To Make a Living
{An Umbrella Special Feature}


Catherine Chandler,

a native of New York and Pennsylvania now living in Canada, has poems and translations published or forthcoming in Iambs and Trochees, Raintown Review, Blue Unicorn,  The Lyric,   Candelabrum, and other journals.

Her poems will soon be published in two anthologies in the U.K. and the U.S. Among other awards and honors, her poem “66” has been nominated for a Pushcart Prize. She lectures in Spanish at McGill University, where she also works as financial administrator for a Health Canada/McGill University language-training project.

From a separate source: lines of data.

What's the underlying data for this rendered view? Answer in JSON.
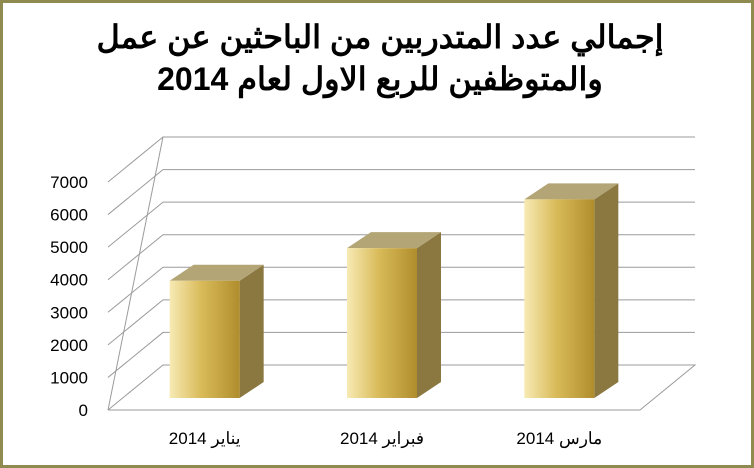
{
  "title_lines": [
    "إجمالي عدد المتدربين من الباحثين عن عمل",
    "والمتوظفين للربع الاول لعام 2014"
  ],
  "chart_data": {
    "type": "bar",
    "style": "3d-column",
    "title": "إجمالي عدد المتدربين من الباحثين عن عمل والمتوظفين للربع الاول لعام 2014",
    "categories": [
      "يناير 2014",
      "فبراير 2014",
      "مارس 2014"
    ],
    "values": [
      3600,
      4600,
      6100
    ],
    "ylim": [
      0,
      7000
    ],
    "yticks": [
      0,
      1000,
      2000,
      3000,
      4000,
      5000,
      6000,
      7000
    ],
    "grid": true,
    "legend": "none",
    "colors": {
      "bar_front_light": "#f7eab4",
      "bar_front_mid": "#d9bb5a",
      "bar_front_dark": "#b08d2c",
      "bar_side": "#8a7840",
      "bar_top": "#b3a575",
      "grid": "#9b9b9b",
      "frame_border": "#8f8a50"
    }
  }
}
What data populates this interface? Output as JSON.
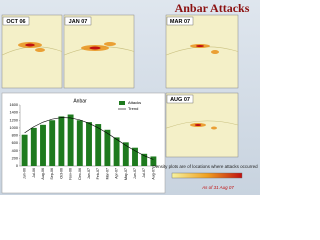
{
  "title": "Anbar Attacks",
  "maps": [
    {
      "label": "OCT 06"
    },
    {
      "label": "JAN 07"
    },
    {
      "label": "MAR 07"
    },
    {
      "label": "AUG 07"
    }
  ],
  "note": "Density plots are of locations where attacks occurred",
  "as_of": "As of 31 Aug 07",
  "chart_data": {
    "type": "bar",
    "title": "Anbar",
    "categories": [
      "Jun-06",
      "Jul-06",
      "Aug-06",
      "Sep-06",
      "Oct-06",
      "Nov-06",
      "Dec-06",
      "Jan-07",
      "Feb-07",
      "Mar-07",
      "Apr-07",
      "May-07",
      "Jun-07",
      "Jul-07",
      "Aug-07"
    ],
    "series": [
      {
        "name": "Attacks",
        "color": "#1e7a1e",
        "values": [
          820,
          1000,
          1080,
          1200,
          1300,
          1350,
          1200,
          1150,
          1100,
          950,
          750,
          620,
          480,
          320,
          250
        ]
      },
      {
        "name": "Trend",
        "color": "#000000",
        "type": "line",
        "values": [
          870,
          1030,
          1150,
          1230,
          1270,
          1260,
          1210,
          1120,
          1000,
          860,
          700,
          540,
          400,
          270,
          170
        ]
      }
    ],
    "ylim": [
      0,
      1600
    ],
    "yticks": [
      0,
      200,
      400,
      600,
      800,
      1000,
      1200,
      1400,
      1600
    ],
    "grid": false
  }
}
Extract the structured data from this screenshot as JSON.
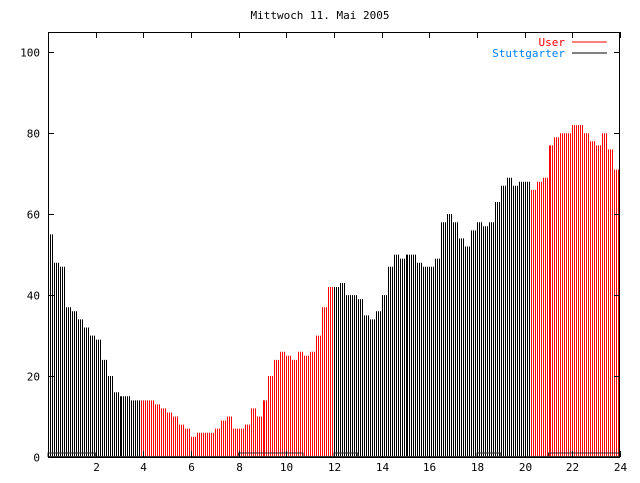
{
  "chart_data": {
    "type": "bar",
    "title": "Mittwoch 11. Mai 2005",
    "xlim": [
      0,
      24
    ],
    "ylim": [
      0,
      105
    ],
    "xticks": [
      "2",
      "4",
      "6",
      "8",
      "10",
      "12",
      "14",
      "16",
      "18",
      "20",
      "22",
      "24"
    ],
    "yticks": [
      "0",
      "20",
      "40",
      "60",
      "80",
      "100"
    ],
    "grid": false,
    "legend_position": "top-right",
    "interval_hours": 0.25,
    "series": [
      {
        "name": "User",
        "color": "#ff0000",
        "ranges": [
          [
            3.9,
            12.0
          ],
          [
            20.2,
            24
          ]
        ]
      },
      {
        "name": "Stuttgarter",
        "color": "#000000",
        "legend_text_color": "#0080ff"
      }
    ],
    "values": [
      55,
      48,
      47,
      37,
      36,
      34,
      32,
      30,
      29,
      24,
      20,
      16,
      15,
      15,
      14,
      14,
      14,
      14,
      13,
      12,
      11,
      10,
      8,
      7,
      5,
      6,
      6,
      6,
      7,
      9,
      10,
      7,
      7,
      8,
      12,
      10,
      14,
      20,
      24,
      26,
      25,
      24,
      26,
      25,
      26,
      30,
      37,
      42,
      42,
      43,
      40,
      40,
      39,
      35,
      34,
      36,
      40,
      47,
      50,
      49,
      50,
      50,
      48,
      47,
      47,
      49,
      58,
      60,
      58,
      54,
      52,
      56,
      58,
      57,
      58,
      63,
      67,
      69,
      67,
      68,
      68,
      66,
      68,
      69,
      77,
      79,
      80,
      80,
      82,
      82,
      80,
      78,
      77,
      80,
      76,
      71
    ],
    "baseline_step": {
      "value": 1,
      "on_ranges": [
        [
          0,
          2
        ],
        [
          8,
          10.7
        ],
        [
          12,
          13
        ],
        [
          18,
          19
        ],
        [
          21,
          24
        ]
      ]
    }
  }
}
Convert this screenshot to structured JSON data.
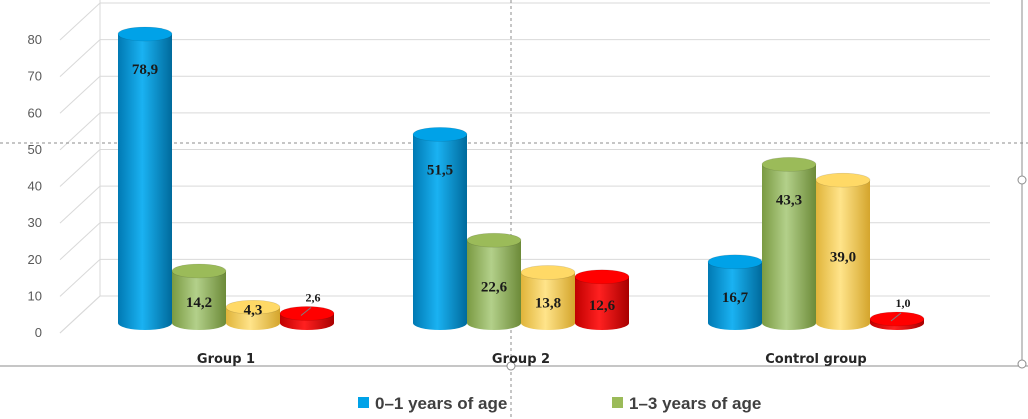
{
  "chart_data": {
    "type": "bar",
    "style": "3d-cylinder",
    "categories": [
      "Group 1",
      "Group 2",
      "Control group"
    ],
    "series": [
      {
        "name": "0–1 years of age",
        "values": [
          78.9,
          51.5,
          16.7
        ],
        "color": "#00a2e8",
        "labels": [
          "78,9",
          "51,5",
          "16,7"
        ]
      },
      {
        "name": "1–3 years of age",
        "values": [
          14.2,
          22.6,
          43.3
        ],
        "color": "#9bbb59",
        "labels": [
          "14,2",
          "22,6",
          "43,3"
        ]
      },
      {
        "name": "",
        "values": [
          4.3,
          13.8,
          39.0
        ],
        "color": "#ffd966",
        "labels": [
          "4,3",
          "13,8",
          "39,0"
        ]
      },
      {
        "name": "",
        "values": [
          2.6,
          12.6,
          1.0
        ],
        "color": "#ff0000",
        "labels": [
          "2,6",
          "12,6",
          "1,0"
        ]
      }
    ],
    "yticks": [
      "0",
      "10",
      "20",
      "30",
      "40",
      "50",
      "60",
      "70",
      "80"
    ],
    "ylim": [
      0,
      80
    ],
    "grid": true,
    "legend_position": "bottom"
  }
}
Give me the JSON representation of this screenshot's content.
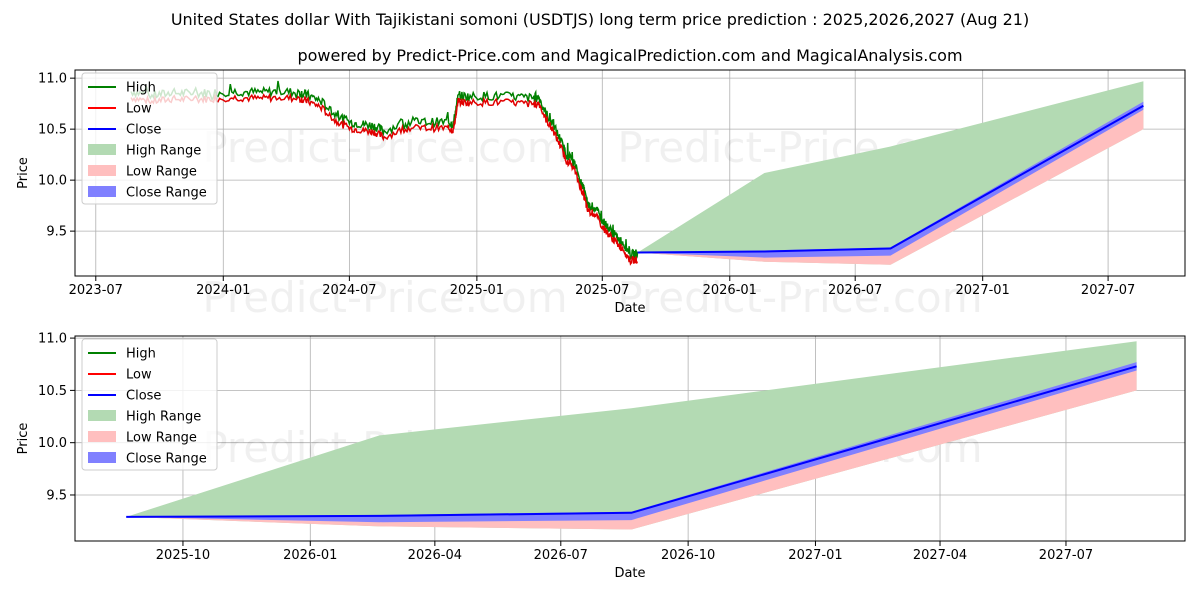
{
  "header": {
    "title": "United States dollar With Tajikistani somoni (USDTJS) long term price prediction : 2025,2026,2027 (Aug 21)",
    "subtitle": "powered by Predict-Price.com and MagicalPrediction.com and MagicalAnalysis.com"
  },
  "watermark": "Predict-Price.com",
  "legend": {
    "high": "High",
    "low": "Low",
    "close": "Close",
    "high_range": "High Range",
    "low_range": "Low Range",
    "close_range": "Close Range"
  },
  "colors": {
    "high": "#008000",
    "low": "#ff0000",
    "close": "#0000ff",
    "high_range": "#b3dab3",
    "low_range": "#ffbfbf",
    "close_range": "#8080ff"
  },
  "chart_data": [
    {
      "type": "line",
      "panel": "top",
      "xlabel": "Date",
      "ylabel": "Price",
      "xlim": [
        "2023-06-01",
        "2027-10-20"
      ],
      "ylim": [
        9.06,
        11.08
      ],
      "x_ticks": [
        {
          "date": "2023-07-01",
          "label": "2023-07"
        },
        {
          "date": "2024-01-01",
          "label": "2024-01"
        },
        {
          "date": "2024-07-01",
          "label": "2024-07"
        },
        {
          "date": "2025-01-01",
          "label": "2025-01"
        },
        {
          "date": "2025-07-01",
          "label": "2025-07"
        },
        {
          "date": "2026-01-01",
          "label": "2026-01"
        },
        {
          "date": "2026-07-01",
          "label": "2026-07"
        },
        {
          "date": "2027-01-01",
          "label": "2027-01"
        },
        {
          "date": "2027-07-01",
          "label": "2027-07"
        }
      ],
      "y_ticks": [
        {
          "value": 9.5,
          "label": "9.5"
        },
        {
          "value": 10.0,
          "label": "10.0"
        },
        {
          "value": 10.5,
          "label": "10.5"
        },
        {
          "value": 11.0,
          "label": "11.0"
        }
      ],
      "grid": true,
      "legend_position": "upper-left",
      "history": {
        "dates": [
          "2023-08-21",
          "2023-09-20",
          "2023-10-20",
          "2023-11-20",
          "2023-12-20",
          "2024-01-20",
          "2024-02-20",
          "2024-03-20",
          "2024-04-20",
          "2024-05-01",
          "2024-05-20",
          "2024-06-10",
          "2024-07-01",
          "2024-07-20",
          "2024-08-05",
          "2024-08-20",
          "2024-09-20",
          "2024-10-20",
          "2024-11-20",
          "2024-11-28",
          "2024-12-05",
          "2024-12-20",
          "2025-01-20",
          "2025-02-20",
          "2025-03-20",
          "2025-04-01",
          "2025-04-10",
          "2025-04-20",
          "2025-05-01",
          "2025-05-10",
          "2025-05-20",
          "2025-05-31",
          "2025-06-05",
          "2025-06-10",
          "2025-06-20",
          "2025-07-01",
          "2025-07-10",
          "2025-07-20",
          "2025-08-01",
          "2025-08-10",
          "2025-08-21"
        ],
        "high": [
          10.9,
          10.85,
          10.88,
          10.86,
          10.87,
          10.88,
          10.87,
          10.88,
          10.87,
          10.85,
          10.8,
          10.68,
          10.58,
          10.56,
          10.55,
          10.5,
          10.58,
          10.58,
          10.58,
          10.56,
          10.86,
          10.84,
          10.85,
          10.84,
          10.83,
          10.84,
          10.72,
          10.6,
          10.45,
          10.3,
          10.25,
          10.05,
          9.95,
          9.8,
          9.78,
          9.65,
          9.58,
          9.5,
          9.45,
          9.3,
          9.3
        ],
        "low": [
          10.78,
          10.75,
          10.77,
          10.78,
          10.79,
          10.8,
          10.79,
          10.8,
          10.79,
          10.76,
          10.7,
          10.55,
          10.5,
          10.48,
          10.46,
          10.4,
          10.5,
          10.5,
          10.5,
          10.48,
          10.74,
          10.74,
          10.74,
          10.74,
          10.72,
          10.72,
          10.55,
          10.45,
          10.3,
          10.15,
          10.08,
          9.85,
          9.78,
          9.65,
          9.62,
          9.5,
          9.42,
          9.35,
          9.25,
          9.18,
          9.2
        ]
      },
      "forecast": {
        "dates": [
          "2025-08-21",
          "2026-02-20",
          "2026-08-21",
          "2027-08-21"
        ],
        "high": [
          9.29,
          10.07,
          10.33,
          10.97
        ],
        "high_range_low": [
          9.29,
          9.2,
          9.17,
          10.5
        ],
        "low": [
          9.29,
          9.2,
          9.17,
          10.5
        ],
        "close": [
          9.29,
          9.3,
          9.33,
          10.73
        ],
        "close_upper": [
          9.29,
          9.31,
          9.34,
          10.77
        ],
        "close_lower": [
          9.29,
          9.24,
          9.26,
          10.69
        ]
      }
    },
    {
      "type": "line",
      "panel": "bottom",
      "xlabel": "Date",
      "ylabel": "Price",
      "xlim": [
        "2025-07-15",
        "2027-09-25"
      ],
      "ylim": [
        9.06,
        11.02
      ],
      "x_ticks": [
        {
          "date": "2025-10-01",
          "label": "2025-10"
        },
        {
          "date": "2026-01-01",
          "label": "2026-01"
        },
        {
          "date": "2026-04-01",
          "label": "2026-04"
        },
        {
          "date": "2026-07-01",
          "label": "2026-07"
        },
        {
          "date": "2026-10-01",
          "label": "2026-10"
        },
        {
          "date": "2027-01-01",
          "label": "2027-01"
        },
        {
          "date": "2027-04-01",
          "label": "2027-04"
        },
        {
          "date": "2027-07-01",
          "label": "2027-07"
        }
      ],
      "y_ticks": [
        {
          "value": 9.5,
          "label": "9.5"
        },
        {
          "value": 10.0,
          "label": "10.0"
        },
        {
          "value": 10.5,
          "label": "10.5"
        },
        {
          "value": 11.0,
          "label": "11.0"
        }
      ],
      "grid": true,
      "legend_position": "upper-left",
      "forecast": {
        "dates": [
          "2025-08-21",
          "2026-02-20",
          "2026-08-21",
          "2027-08-21"
        ],
        "high": [
          9.29,
          10.07,
          10.33,
          10.97
        ],
        "low": [
          9.29,
          9.2,
          9.17,
          10.5
        ],
        "close": [
          9.29,
          9.3,
          9.33,
          10.73
        ],
        "close_upper": [
          9.29,
          9.31,
          9.34,
          10.77
        ],
        "close_lower": [
          9.29,
          9.24,
          9.26,
          10.69
        ]
      }
    }
  ]
}
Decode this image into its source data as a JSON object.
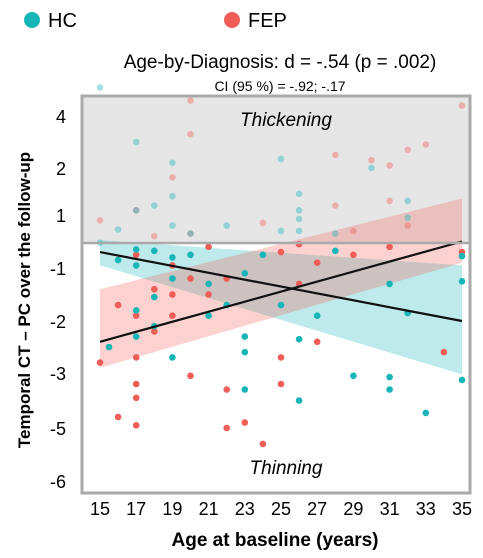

—Back to Work Poetry Contents—

Lines For Manon

The shop floor foreman hasn’t got a clue
to where the new employee’s coming from—
the incense and the ice of Xanadu,
the flame and fury of Byzantium.

He knows for sure she doesn’t give a shit
about the piecework in her packing crate—
she checks the clock; at five, she’s first to split.
It’s no damn wonder that she can’t make rate.

He’s noticed, too, the woman can be seen
each morning scribbling in a steno pad,
an island in the boisterous canteen.
Whatever’s eating her, she’s got it bad.

He’s right. Her day job’s pretty hard to take
with grace and grit; and she won’t last too long,
demanding honey-dew on coffee break;
for no good reason, bursting into song.